Outcomes (What Success Looks Like)
- Within 2 weeks: Implement an immediate data-handling strategy that reliably ingests our initial data streams.
- Within 2 weeks: Deliver a documented medium-term data architecture covering storage, networking, ingest, and durability.
- Within 1 month: Operationalize the medium-term pipeline in production (ingest → buffer → long-term store → compute access).
- Ongoing: Maintain ≥95% uptime for the end-to-end data-handling pipeline after setup.
Responsibilities
- Architect ingest & storage: Choose and implement an on-prem hardware and data pipeline design or a cloud/S3 alternative with explicit cost and performance tradeoffs at multi-petabyte scale.
- Set up a sustained-write ingest path ≥1 GB/s with adequate burst headroom (camera/frame-to-disk), including networking considerations, cooling, and throttling safeguards.
- Optimize footprint & cost: Incorporate on-the-fly compression/downsampling options and quantify CPU budget vs. write-speed tradeoffs; document when/where to compress to control $/PB.
- Integrate with acquisition workflows ensuring image data and metadata are compatible with downstream stitching/flat-field correction pipelines.
- Enable downstream compute: Expose the data to segmentation/analysis stacks (local GPU nodes or cloud).
Skills
- 5+ years designing and deploying high-throughput storage or HPC pipelines (≥1 GB/s sustained ingest) in production.
- Deep hands-on with: NVMe RAID/striping, ZFS/MDRAID/erasure coding, PCIe topology, NUMA pinning, Linux performance tuning, and NIC offload features.
- Proven delivery of multi-GB/s ingest systems and petabyte-scale storage in production (life-sciences, vision, HPC, or media).
- Experience building tiered storage systems (NVMe → HDD/object) and validating real-world throughput under sustained load.
- Practical S3/object-storage know-how (AWS S3 and/or on-prem S3-compatible systems) with lifecycle, versioning, and cost controls.
- Data integrity & reliability: snapshots, scrubs, replication, erasure coding, and backup/DR for PB-scale systems.
- Networking: ****25/40/100 GbE (SFP+/SFP28), RDMA/ RoCE/iWARP familiarity; switch config and path tuning.
- Ability to spec and rack hardware: selecting chassis/backplanes, RAID/HBA cards, NICs, and cooling strategies to prevent NVMe throttling under sustained writes.
- Experience building tiered storage systems (NVMe → HDD/object) and validating real-world throughput under sustained load.

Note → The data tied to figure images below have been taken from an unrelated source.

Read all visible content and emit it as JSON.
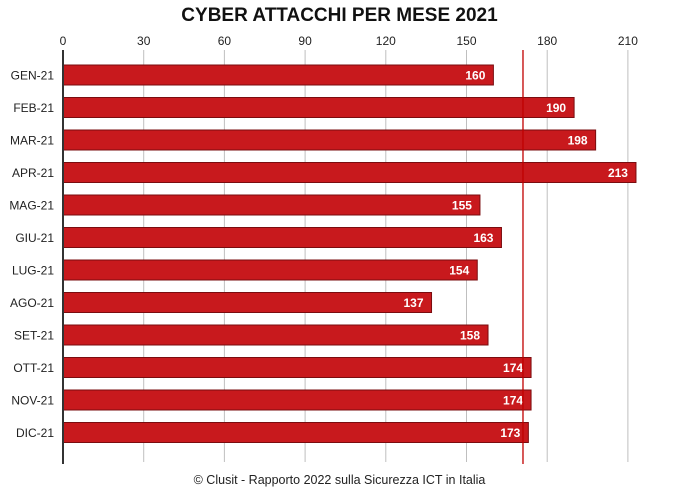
{
  "chart_data": {
    "type": "bar",
    "orientation": "horizontal",
    "title": "CYBER ATTACCHI PER MESE 2021",
    "categories": [
      "GEN-21",
      "FEB-21",
      "MAR-21",
      "APR-21",
      "MAG-21",
      "GIU-21",
      "LUG-21",
      "AGO-21",
      "SET-21",
      "OTT-21",
      "NOV-21",
      "DIC-21"
    ],
    "values": [
      160,
      190,
      198,
      213,
      155,
      163,
      154,
      137,
      158,
      174,
      174,
      173
    ],
    "x_ticks": [
      0,
      30,
      60,
      90,
      120,
      150,
      180,
      210
    ],
    "xlim": [
      0,
      230
    ],
    "x_axis_position": "top",
    "grid": true,
    "reference_line": 171,
    "xlabel": "",
    "ylabel": "",
    "colors": {
      "bar": "#c8191d",
      "bar_edge": "#7a0c0f",
      "grid": "#bfbfbf",
      "reference": "#c00000",
      "label": "#ffffff"
    }
  },
  "footer": "© Clusit - Rapporto 2022 sulla Sicurezza ICT in Italia"
}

- Practical S3/object-storage know-how (AWS S3 and/or on-prem S3-compatible systems) with lifecycle, versioning, and cost controls.
- Data integrity & reliability: snapshots, scrubs, replication, erasure coding, and backup/DR for PB-scale systems.
- Networking: ****25/40/100 GbE (SFP+/SFP28), RDMA/ RoCE/iWARP familiarity; switch config and path tuning.
Ideal Skills:
- Experience with microscopy or scientific imaging ingest at frame-to-disk speeds, including Micro-Manager-based pipelines and raw-to-containerized format conversions.
- Experience with life science imaging data a plus.
Engagement Details
- Contract (1099 or corp-to-corp); contract-to-hire if there’s a mutual fit.
- On-site requirement: You must be physically present in San Francisco during build-out and initial operations; local field work (e.g., UCSF) as needed.